Джой посмотрела в окно и увидела посевные поля с одинокими деревьями. Они напомнили Джой ее прошлую жизнь. Она точно так же была одна в поле, обдуваемая ветрами с разных сторон. Годами стояла на одном месте, без возможности пошевелиться. С тех пор как умерла Линдси и до появления Оливера, Джой ощущала себя самым одиноким человеком на свете.

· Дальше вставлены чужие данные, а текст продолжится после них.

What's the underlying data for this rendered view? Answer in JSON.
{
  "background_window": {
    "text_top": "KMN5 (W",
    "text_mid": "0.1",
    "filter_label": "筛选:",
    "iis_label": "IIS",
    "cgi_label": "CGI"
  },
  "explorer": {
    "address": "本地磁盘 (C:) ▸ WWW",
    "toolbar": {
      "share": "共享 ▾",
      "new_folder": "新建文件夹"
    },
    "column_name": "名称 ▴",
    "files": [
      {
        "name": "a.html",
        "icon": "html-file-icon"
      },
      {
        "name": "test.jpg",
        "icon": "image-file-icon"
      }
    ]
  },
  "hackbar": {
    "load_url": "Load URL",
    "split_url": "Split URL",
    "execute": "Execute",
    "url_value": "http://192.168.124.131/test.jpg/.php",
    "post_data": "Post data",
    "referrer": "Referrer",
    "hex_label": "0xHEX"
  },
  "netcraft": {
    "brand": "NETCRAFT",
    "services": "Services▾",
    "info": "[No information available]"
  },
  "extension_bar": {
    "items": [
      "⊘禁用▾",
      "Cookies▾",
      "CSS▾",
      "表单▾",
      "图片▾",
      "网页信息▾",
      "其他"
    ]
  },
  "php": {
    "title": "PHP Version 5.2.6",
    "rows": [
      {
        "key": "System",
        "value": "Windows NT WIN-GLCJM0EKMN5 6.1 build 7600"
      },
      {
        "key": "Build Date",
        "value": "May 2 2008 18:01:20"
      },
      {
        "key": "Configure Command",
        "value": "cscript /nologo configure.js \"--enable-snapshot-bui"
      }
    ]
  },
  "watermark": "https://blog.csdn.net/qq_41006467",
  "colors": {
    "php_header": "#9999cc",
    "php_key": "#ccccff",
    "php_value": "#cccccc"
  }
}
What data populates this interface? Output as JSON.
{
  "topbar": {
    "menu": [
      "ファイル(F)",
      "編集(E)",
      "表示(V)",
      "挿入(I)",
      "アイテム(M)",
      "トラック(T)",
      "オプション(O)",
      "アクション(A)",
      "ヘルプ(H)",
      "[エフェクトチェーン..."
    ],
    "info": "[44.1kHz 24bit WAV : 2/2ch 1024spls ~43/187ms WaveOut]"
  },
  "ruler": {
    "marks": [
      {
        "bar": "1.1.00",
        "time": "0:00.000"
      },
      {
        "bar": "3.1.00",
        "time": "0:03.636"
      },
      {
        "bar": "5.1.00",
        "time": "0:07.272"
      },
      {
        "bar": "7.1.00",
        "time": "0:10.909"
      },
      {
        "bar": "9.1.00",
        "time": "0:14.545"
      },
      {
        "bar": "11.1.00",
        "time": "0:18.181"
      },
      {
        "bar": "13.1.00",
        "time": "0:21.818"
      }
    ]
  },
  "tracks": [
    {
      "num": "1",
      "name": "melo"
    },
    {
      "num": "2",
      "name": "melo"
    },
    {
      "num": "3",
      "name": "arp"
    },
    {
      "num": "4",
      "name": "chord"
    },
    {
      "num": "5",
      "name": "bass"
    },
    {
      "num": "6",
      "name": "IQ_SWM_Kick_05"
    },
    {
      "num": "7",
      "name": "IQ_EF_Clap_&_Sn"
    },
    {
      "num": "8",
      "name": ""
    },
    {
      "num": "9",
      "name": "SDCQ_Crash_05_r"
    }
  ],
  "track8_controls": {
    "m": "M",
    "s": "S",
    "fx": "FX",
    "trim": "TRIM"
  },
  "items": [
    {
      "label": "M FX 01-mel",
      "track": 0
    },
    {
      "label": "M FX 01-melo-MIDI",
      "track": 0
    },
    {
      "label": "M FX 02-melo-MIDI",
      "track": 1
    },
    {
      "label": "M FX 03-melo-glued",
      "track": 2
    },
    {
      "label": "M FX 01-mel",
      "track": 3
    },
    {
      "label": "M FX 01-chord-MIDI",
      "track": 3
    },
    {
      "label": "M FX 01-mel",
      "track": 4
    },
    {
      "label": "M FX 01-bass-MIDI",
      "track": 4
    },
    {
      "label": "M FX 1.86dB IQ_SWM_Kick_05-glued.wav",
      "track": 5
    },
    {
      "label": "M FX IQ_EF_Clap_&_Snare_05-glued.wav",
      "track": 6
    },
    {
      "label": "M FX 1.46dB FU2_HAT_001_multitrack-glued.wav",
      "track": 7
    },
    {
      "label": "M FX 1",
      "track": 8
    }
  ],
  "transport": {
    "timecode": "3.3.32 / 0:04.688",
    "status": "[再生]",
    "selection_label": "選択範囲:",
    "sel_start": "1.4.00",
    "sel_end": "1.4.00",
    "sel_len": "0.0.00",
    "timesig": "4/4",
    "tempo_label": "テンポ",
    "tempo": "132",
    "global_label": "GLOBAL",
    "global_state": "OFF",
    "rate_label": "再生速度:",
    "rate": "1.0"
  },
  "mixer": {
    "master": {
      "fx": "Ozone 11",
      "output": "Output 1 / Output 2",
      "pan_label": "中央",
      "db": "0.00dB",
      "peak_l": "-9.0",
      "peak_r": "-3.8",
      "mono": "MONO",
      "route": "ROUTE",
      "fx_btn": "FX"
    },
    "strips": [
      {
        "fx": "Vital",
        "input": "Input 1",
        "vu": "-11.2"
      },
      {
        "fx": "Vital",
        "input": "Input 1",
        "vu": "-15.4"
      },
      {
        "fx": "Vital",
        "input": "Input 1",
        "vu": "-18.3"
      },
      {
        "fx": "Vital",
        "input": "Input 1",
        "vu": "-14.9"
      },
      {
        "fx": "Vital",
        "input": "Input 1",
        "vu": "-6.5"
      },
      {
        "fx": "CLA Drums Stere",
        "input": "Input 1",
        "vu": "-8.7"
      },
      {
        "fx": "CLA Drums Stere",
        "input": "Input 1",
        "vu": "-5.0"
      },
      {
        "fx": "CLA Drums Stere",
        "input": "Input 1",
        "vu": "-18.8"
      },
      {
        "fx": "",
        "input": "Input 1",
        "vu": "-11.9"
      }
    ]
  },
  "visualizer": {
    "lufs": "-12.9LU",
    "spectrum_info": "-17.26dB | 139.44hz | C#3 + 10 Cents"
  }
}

– Сложно прожить пять лет с людьми, притворяясь кем-то другим? – спросила Джой.
– Дубль два, – усмехнулся Конор. – Надеюсь, в этот раз наш разговор не дойдет до рукоприкладства?
– Когда мне удалось свершить побег, я чувствовала себя невыносимо, – внезапно сказала Джой.
Конор оторвался от дороги и взглянул на напарницу:
– Если тебе тяжело говорить об этом, то не надо, – сказал он.
– Ты был прав, – Джой спрятала глаза под солнцезащитными очками. Она хотела поделиться эмоциями, но впускать другого человека себе в душу по-прежнему не могла. – Я сбежала. А она осталась там. Линдси…
Джой много лет не произносила имя подруги вслух. Она думала о нем каждую минуту, но, чтобы оно прозвучало из ее уст? – слишком тяжело.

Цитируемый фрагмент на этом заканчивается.